Non è una fame da lupi
Cani e cibo: intervista alla dottoressa Barbara Gallicchio, protagonista di un seminario a Manno A differenza di quanto si possa pensare, il migliore amico dell’uomo non ha le stesse esigenze del cugino selvatico in fatto di alimentazione, che deve essere
Frutto di anni di studio e ricerche, l’esperienza portata a Manno – durante un seminario tenutosi prima di Natale – dalla dottoressa è preziosa per i padroni dei cani e per i fidi compagni di vita.
Partiamo dalle basi, cosa unisce e cosa differenzia i cani dai lupi?
Il patrimonio genetico è uguale, le due specie sono interfeconde. Tuttavia, questi geni hanno delle varianti legate al processo di addomesticamento. E sono molto significative, determinando delle modifiche per esempio nella socializzazione. Nei cani, e negli animali domestici in generale, i tempi in cui si manifestano i comportamenti da stress sono ridotti. C’è poi anche una forte dissociazione tra maturità sociale e sessuale: quest’ultima, nel cane domestico è molto anticipata.
La maturità sociale arriva più tardi?
È molto ritardata, in un certo senso non arriva. È difficile parlare di maturazione vera: il cane domestico non lascia mai – di sua spontanea iniziativa – la famiglia di partenza. Non fonda un branco proprio: quello originario (mamma e fratelli, ndr) viene sostituito da quello umano, da cui il cane viene adottato. In un certo senso, rimane sub-adulto tutta la vita. Salvo eccezioni, non diventano indipendenti.
Questo che ripercussioni ha, se pensiamo all’alimentazione?
Tutta la vita dei cani si gioca su questo dualismo: per certi versi sono ancora lupi, per altri no. Vale pure per il cibo. L’apparato digerente è ancora da lupo – intestino breve, da carnivoro, non in grado di produrre vitamine B dagli alimenti –, però a sua differenza riesce a digerire il glutine. Questo è dovuto alla lunga convivenza con l’ambiente umano, si sono adattati al nostro binario evolutivo.
Non ci sono delle eccezioni?
Sì e riguardano tutti i cani ferali. Fra questi, il dingo australiano è il più famoso. Erano domestici: arrivarono in Australia con i proto-aborigeni, che però – essendoci nel nuovo continente una grande quantità di prede facili da uccidere – non ne ebbero più bisogno e li lasciarono andare. Si sono inselvatichiti e oggi hanno caratteristiche più lupine e meno canine.
Sarebbe quindi immaginabile un inselvatichimento di altre razze?

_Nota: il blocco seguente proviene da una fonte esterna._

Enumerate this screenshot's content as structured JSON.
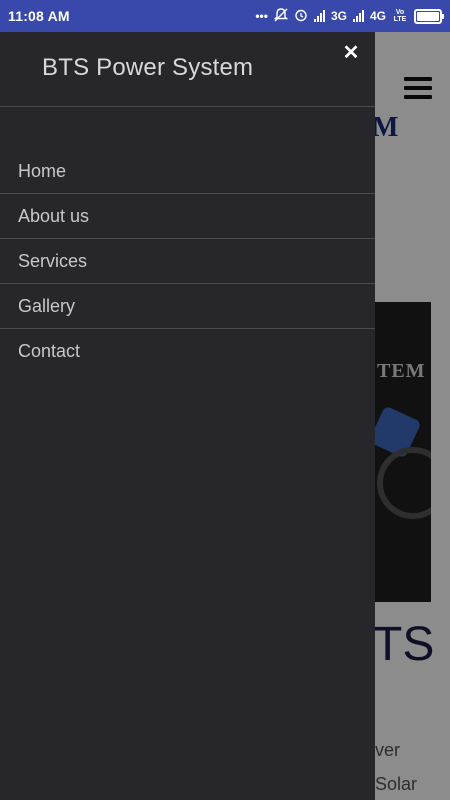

Per molte no. Per i cani che hanno subito più variazioni, che hanno zampe o muso corti – dal bassotto al carlino –, sopravvivere senza l’uomo sarebbe impossibile. Idem i giganti come l’alano: non sono funzionali per una caccia autonoma. I nordici invece potrebbero farcela.
Più che digestivo, è un problema quindi di approvvigionamento?
Esatto. Possono mangiare lo stesso cibo dei lupi, ma il problema è che per procurarselo devono: scovare, inseguire e uccidere la preda, dissezionarla e consumarla. Molti cani, di fronte a un coniglio morto ma intero, non sanno che farne. Per questo hanno bisogno di noi.
Il nostro ruolo quindi è fondamentale per il benessere dei cani...
Decisamente. Diamo loro da mangiare prodotti processati in maniera industriale. Prendiamo le crocchette: la maggior parte delle vitamine B decade nel tempo della scadenza. Non significa che non bisogna mai darglieli, ma è preferibile un’alimentazione fresca e variegata. Carni, latticini, uova. Anche verdura, frutta e cereali, ma meno, non essendo erbivori. Da evitare invece il maiale crudo (può trasmettere parassitosi) o il cacao amaro (fa male al cuore).
Un’alimentazione scorretta porta anche a patologie, naturalmente.
Sì, determina intolleranze e patologie di vario tipo. Oppure, nei soggetti ansiosi, il problema può essere aggravato, o perfino dovuto, a coliti e scompensi digestivi. L’epigenetica (l’influenza dell’ambiente sui geni, ndr) è un ambito che sta facendo passi da gigante. Alcuni alimenti possono avere influssi positivi (quelli ricchi di antiossidanti) e altri negativi (i fortemente ossidanti). Se ne occupa la nutrigenomica.